There are a few ideas that should work well with any group, however (even the MySpace crowd). One is to keep it simple. Use plain English and short sentences. The magazine you’re promoting might be awash in the sort of labyrinthine syntax that needs a ball of twine to escape from, but its readers have already made the decision to read it and invest some of their time in it. Your copy, on the other hand, is noise, unless it’s well written enough to engage them.

Another idea is to empathise with your reader. On copy workshops I run, we take delegates through a role-playing exercise involving visualisation techniques to get them thinking – and feeling – like their reader. Then we ask them to consider a recent piece of copy they wrote and, as the reader, offer the writer some advice. One of the best bits of feedback we had from this exercise was, "I need to stop writing what I want to write and start writing what my reader wants to read." Simple, but true.

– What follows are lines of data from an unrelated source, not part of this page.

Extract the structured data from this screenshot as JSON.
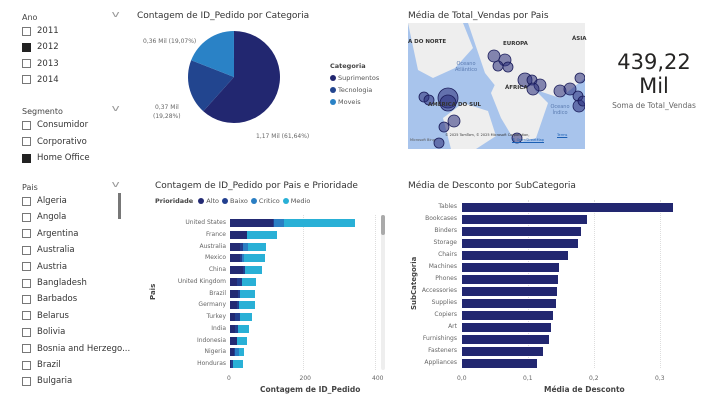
{
  "slicers": {
    "ano": {
      "label": "Ano",
      "items": [
        {
          "label": "2011",
          "checked": false
        },
        {
          "label": "2012",
          "checked": true
        },
        {
          "label": "2013",
          "checked": false
        },
        {
          "label": "2014",
          "checked": false
        }
      ]
    },
    "segmento": {
      "label": "Segmento",
      "items": [
        {
          "label": "Consumidor",
          "checked": false
        },
        {
          "label": "Corporativo",
          "checked": false
        },
        {
          "label": "Home Office",
          "checked": true
        }
      ]
    },
    "pais": {
      "label": "Pais",
      "items": [
        {
          "label": "Algeria"
        },
        {
          "label": "Angola"
        },
        {
          "label": "Argentina"
        },
        {
          "label": "Australia"
        },
        {
          "label": "Austria"
        },
        {
          "label": "Bangladesh"
        },
        {
          "label": "Barbados"
        },
        {
          "label": "Belarus"
        },
        {
          "label": "Bolivia"
        },
        {
          "label": "Bosnia and Herzego..."
        },
        {
          "label": "Brazil"
        },
        {
          "label": "Bulgaria"
        }
      ]
    }
  },
  "colors": {
    "alto": "#232a73",
    "baixo": "#223f8f",
    "critico": "#2a7ec3",
    "medio": "#29b0d6",
    "suprimentos": "#222770",
    "tecnologia": "#22458f",
    "moveis": "#2a82c6",
    "desconto": "#222770"
  },
  "map": {
    "title": "Média de Total_Vendas por Pais",
    "labels": [
      "A DO NORTE",
      "EUROPA",
      "ÁSIA",
      "Oceano Atlântico",
      "ÁFRICA",
      "AMÉRICA DO SUL",
      "Oceano Índico"
    ],
    "attribution": "© 2025 TomTom, © 2025 Microsoft Corporation,",
    "terms": "Terms",
    "osm": "© OpenStreetMap",
    "bing": "Microsoft Bing"
  },
  "card": {
    "value": "439,22",
    "unit": "Mil",
    "caption": "Soma de Total_Vendas"
  },
  "chart_data": [
    {
      "type": "pie",
      "title": "Contagem de ID_Pedido por Categoria",
      "legend_title": "Categoria",
      "slices": [
        {
          "name": "Suprimentos",
          "value": 1170,
          "label": "1,17 Mil (61,64%)",
          "pct": 61.64
        },
        {
          "name": "Tecnologia",
          "value": 370,
          "label": "0,37 Mil (19,28%)",
          "pct": 19.28
        },
        {
          "name": "Moveis",
          "value": 360,
          "label": "0,36 Mil (19,07%)",
          "pct": 19.07
        }
      ]
    },
    {
      "type": "bar",
      "stacked": true,
      "title": "Contagem de ID_Pedido por Pais e Prioridade",
      "legend_title": "Prioridade",
      "xlabel": "Contagem de ID_Pedido",
      "ylabel": "Pais",
      "xlim": [
        0,
        400
      ],
      "xticks": [
        "0",
        "200",
        "400"
      ],
      "categories": [
        "United States",
        "France",
        "Australia",
        "Mexico",
        "China",
        "United Kingdom",
        "Brazil",
        "Germany",
        "Turkey",
        "India",
        "Indonesia",
        "Nigeria",
        "Honduras"
      ],
      "series": [
        {
          "name": "Alto",
          "values": [
            118,
            46,
            28,
            28,
            37,
            20,
            23,
            20,
            14,
            15,
            19,
            12,
            4
          ]
        },
        {
          "name": "Baixo",
          "values": [
            4,
            2,
            7,
            5,
            5,
            13,
            4,
            6,
            14,
            7,
            0,
            3,
            5
          ]
        },
        {
          "name": "Critico",
          "values": [
            26,
            0,
            16,
            6,
            0,
            0,
            0,
            0,
            0,
            0,
            0,
            9,
            0
          ]
        },
        {
          "name": "Medio",
          "values": [
            196,
            82,
            47,
            58,
            47,
            38,
            42,
            42,
            32,
            31,
            27,
            16,
            28
          ]
        }
      ]
    },
    {
      "type": "bar",
      "title": "Média de Desconto por SubCategoria",
      "xlabel": "Média de Desconto",
      "ylabel": "SubCategoria",
      "xlim": [
        0,
        0.35
      ],
      "xticks": [
        "0,0",
        "0,1",
        "0,2",
        "0,3"
      ],
      "categories": [
        "Tables",
        "Bookcases",
        "Binders",
        "Storage",
        "Chairs",
        "Machines",
        "Phones",
        "Accessories",
        "Supplies",
        "Copiers",
        "Art",
        "Furnishings",
        "Fasteners",
        "Appliances"
      ],
      "values": [
        0.32,
        0.19,
        0.18,
        0.175,
        0.16,
        0.147,
        0.146,
        0.144,
        0.143,
        0.138,
        0.135,
        0.132,
        0.122,
        0.114
      ]
    }
  ]
}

This is a big subject, ranging from management control to word choice. But it goes to the heart of any piece of copy you need to write. Make your copy relevant to your reader and their needs, wants, hopes and fears. Make it appropriate to your brand. And, crucially, ensure that no matter who writes your copy – editors, marketeers, freelancers, agencies – they write consistently over time. After all, long term subscriptions are like long-term marriages, and it’s very strange to find your spouse has had a personality change every 18 months.